What To Tell Your Kids - A Family Meeting

What To Tell Your Kids - A Family Meeting
The scenario has played in millions of homes across the country. You went into work in the morning and by afternoon you found out that you've lost your job. It doesn’t matter if you were fired or laid off; the emotional impact is the same. Now you’re faced with the task of telling your family. Your spouse may understand, but the hardest part will be what to tell your kids.

Call a family meeting to discuss the lay off. Keep in mind that the reaction will be dependent upon the age and maturity of the child. Small children won’t understand the impact. Once pre-teens and teenagers understand the full ramifications, they may throw a temper tantrum the likes you may not have seen since they were toddlers. As you’re speaking, you will want to gage their reactions and how much news they can handle and adjust accordingly.

It is important that your kids realize the lay off is not about something you did or didn’t do. Start off with key definitions and a quick lesson on current economic events tailored to your audience. You may want to explain the difference between a lay off and termination. They need to understand that being laid off can happen to anybody; neither age, title nor the fact that you were an exceptional employee matters. You want them to know that the company has downsized and provide a very simple explanation of why. A general idea of the economic downturn and simplified definitions may help your kids to deal with all the changes that are about to take place.

As a laid off employee you will go through an array of emotions including stress, depression and anger. It’s only human. Explain this to your children so that they know that you’re not angry at them. Kids tend to worry when they see their parent behaving out of their normal character. You may also see the same emotions from your kids depending on their age. It’s important, however, that the kids understand that this is not a reason for them to act out at school. Continue to watch for signs that your child is struggling both during and after the conversation. If you find that you are unable to deal with your emotions, find someone to talk to. You may not be able to afford a counselor, but you can talk to a close friend or even someone from your church. You can also start a journal and release some of your anger on paper.

Money is probably the most important conversation of all that you’ll need to have with your kids. Even if you’re receiving unemployment, income will definitely be a lot less when you’re out of work. Now is the time to talk about finances so the kids will realize that there will be some dramatic changes. For example, the kids may need to forgo their weekly allowance, or get out the habit of eating dinner out a lot. If you have already prepared a budget, let them take a look so that they can understand why they can’t have those new jeans for the party. You may also need to cut off the cable television. That alone will be change of cataclysmic proportions to a teenager.

If your unemployment situation continues on for some time, you may need to have additional conversations with your kids. For example, if you are facing foreclosure of your home, it’s best to let the kids know that you may need to move. Waiting until the day you start packing boxes is never a good idea. This talk will be particularly hard if your kids are in their last year of high school. Be prepared!!!

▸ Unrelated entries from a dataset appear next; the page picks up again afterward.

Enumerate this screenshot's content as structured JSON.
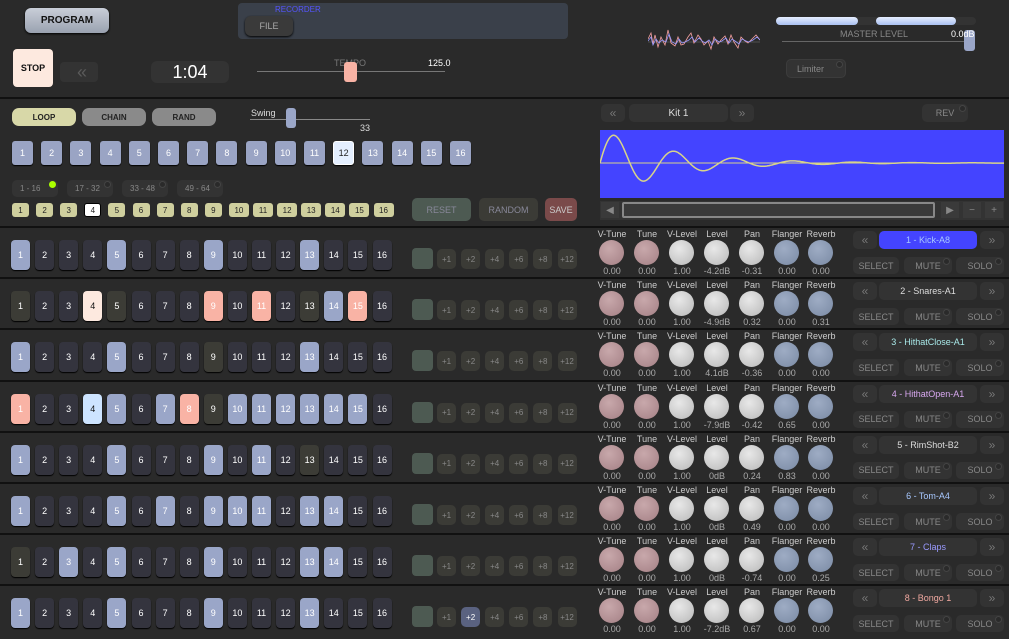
{
  "transport": {
    "program_label": "PROGRAM",
    "stop_label": "STOP",
    "rewind_icon": "«",
    "time": "1:04",
    "recorder_label": "RECORDER",
    "file_label": "FILE",
    "tempo_label": "TEMPO",
    "tempo_value": "125.0",
    "master_label": "MASTER LEVEL",
    "master_value": "0.0dB",
    "limiter_label": "Limiter"
  },
  "modes": {
    "loop": "LOOP",
    "chain": "CHAIN",
    "rand": "RAND"
  },
  "swing": {
    "label": "Swing",
    "value": "33"
  },
  "patterns": {
    "items": [
      "1",
      "2",
      "3",
      "4",
      "5",
      "6",
      "7",
      "8",
      "9",
      "10",
      "11",
      "12",
      "13",
      "14",
      "15",
      "16"
    ],
    "selected": 12
  },
  "banks": [
    {
      "label": "1 - 16",
      "active": true
    },
    {
      "label": "17 - 32",
      "active": false
    },
    {
      "label": "33 - 48",
      "active": false
    },
    {
      "label": "49 - 64",
      "active": false
    }
  ],
  "pages": {
    "items": [
      "1",
      "2",
      "3",
      "4",
      "5",
      "6",
      "7",
      "8",
      "9",
      "10",
      "11",
      "12",
      "13",
      "14",
      "15",
      "16"
    ],
    "selected": 4
  },
  "actions": {
    "reset": "RESET",
    "random": "RANDOM",
    "save": "SAVE"
  },
  "kit": {
    "prev": "«",
    "name": "Kit 1",
    "next": "»",
    "rev_label": "REV"
  },
  "waveform": {
    "bg_color": "#4444ff",
    "line_color": "#d8d48a"
  },
  "scroll": {
    "left": "◀",
    "right": "▶",
    "minus": "−",
    "plus": "+"
  },
  "knob_labels": [
    "V-Tune",
    "Tune",
    "V-Level",
    "Level",
    "Pan",
    "Flanger",
    "Reverb"
  ],
  "offset_labels": [
    "+1",
    "+2",
    "+4",
    "+6",
    "+8",
    "+12"
  ],
  "channel_buttons": {
    "select": "SELECT",
    "mute": "MUTE",
    "solo": "SOLO"
  },
  "tracks": [
    {
      "name": "1 - Kick-A8",
      "name_color": "#a8c8ff",
      "name_bg": "#4444ff",
      "steps": [
        "on",
        "",
        "",
        "",
        "on",
        "",
        "",
        "",
        "on",
        "",
        "",
        "",
        "on",
        "",
        "",
        ""
      ],
      "values": [
        "0.00",
        "0.00",
        "1.00",
        "-4.2dB",
        "-0.31",
        "0.00",
        "0.00"
      ],
      "offset_on": -1
    },
    {
      "name": "2 - Snares-A1",
      "name_color": "#dddddd",
      "name_bg": "#333333",
      "steps": [
        "dim",
        "",
        "",
        "cur",
        "dim",
        "",
        "",
        "",
        "acc",
        "",
        "acc",
        "",
        "dim",
        "on",
        "acc",
        ""
      ],
      "values": [
        "0.00",
        "0.00",
        "1.00",
        "-4.9dB",
        "0.32",
        "0.00",
        "0.31"
      ],
      "offset_on": -1
    },
    {
      "name": "3 - HithatClose-A1",
      "name_color": "#a8e8e8",
      "name_bg": "#333333",
      "steps": [
        "on",
        "",
        "",
        "",
        "on",
        "",
        "",
        "",
        "dim",
        "",
        "",
        "",
        "on",
        "",
        "",
        ""
      ],
      "values": [
        "0.00",
        "0.00",
        "1.00",
        "4.1dB",
        "-0.36",
        "0.00",
        "0.00"
      ],
      "offset_on": -1
    },
    {
      "name": "4 - HithatOpen-A1",
      "name_color": "#d8a8f0",
      "name_bg": "#333333",
      "steps": [
        "acc",
        "",
        "",
        "hi",
        "on",
        "",
        "on",
        "acc",
        "dim",
        "on",
        "on",
        "on",
        "on",
        "on",
        "on",
        ""
      ],
      "values": [
        "0.00",
        "0.00",
        "1.00",
        "-7.9dB",
        "-0.42",
        "0.65",
        "0.00"
      ],
      "offset_on": -1
    },
    {
      "name": "5 - RimShot-B2",
      "name_color": "#dddddd",
      "name_bg": "#333333",
      "steps": [
        "on",
        "",
        "",
        "",
        "on",
        "",
        "",
        "",
        "on",
        "",
        "on",
        "",
        "dim",
        "",
        "",
        ""
      ],
      "values": [
        "0.00",
        "0.00",
        "1.00",
        "0dB",
        "0.24",
        "0.83",
        "0.00"
      ],
      "offset_on": -1
    },
    {
      "name": "6 - Tom-A4",
      "name_color": "#a8c8ff",
      "name_bg": "#333333",
      "steps": [
        "on",
        "",
        "",
        "",
        "on",
        "",
        "on",
        "",
        "on",
        "on",
        "on",
        "",
        "on",
        "on",
        "",
        ""
      ],
      "values": [
        "0.00",
        "0.00",
        "1.00",
        "0dB",
        "0.49",
        "0.00",
        "0.00"
      ],
      "offset_on": -1
    },
    {
      "name": "7 - Claps",
      "name_color": "#9a9aff",
      "name_bg": "#333333",
      "steps": [
        "dim",
        "",
        "on",
        "",
        "on",
        "",
        "",
        "",
        "on",
        "",
        "",
        "",
        "on",
        "on",
        "",
        ""
      ],
      "values": [
        "0.00",
        "0.00",
        "1.00",
        "0dB",
        "-0.74",
        "0.00",
        "0.25"
      ],
      "offset_on": -1
    },
    {
      "name": "8 - Bongo 1",
      "name_color": "#f0a8a0",
      "name_bg": "#333333",
      "steps": [
        "on",
        "",
        "",
        "",
        "on",
        "",
        "",
        "",
        "on",
        "",
        "",
        "",
        "on",
        "",
        "",
        ""
      ],
      "values": [
        "0.00",
        "0.00",
        "1.00",
        "-7.2dB",
        "0.67",
        "0.00",
        "0.00"
      ],
      "offset_on": 1
    }
  ]
}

When you have a family, getting laid off does not affect just you. While your youngest may not understand the full ramifications of joblessness, a teenager or college bound child will suddenly feel as if their entire life has been uprooted. It’s important that you sit down and have a frank discussion with them. It’s important for children to continue to feel safe, secure and protected by their parents. Most of the news you’ll share with them may seem depressing, so help them to see a bright side. For a temporary amount of time, you will be home to spend more time with the family.

When you’re laid off, neither you nor your family have any choice in the matter. Successful navigation through your time of unemployment requires the “buy in” from the entire family to work together. Let them help you work on the family budget to determine what activities can be considered a luxury and will need to be cut. While there may be some information that you will not share with the kids, keeping them “in the know” as much as possible, will help them to be less stressful.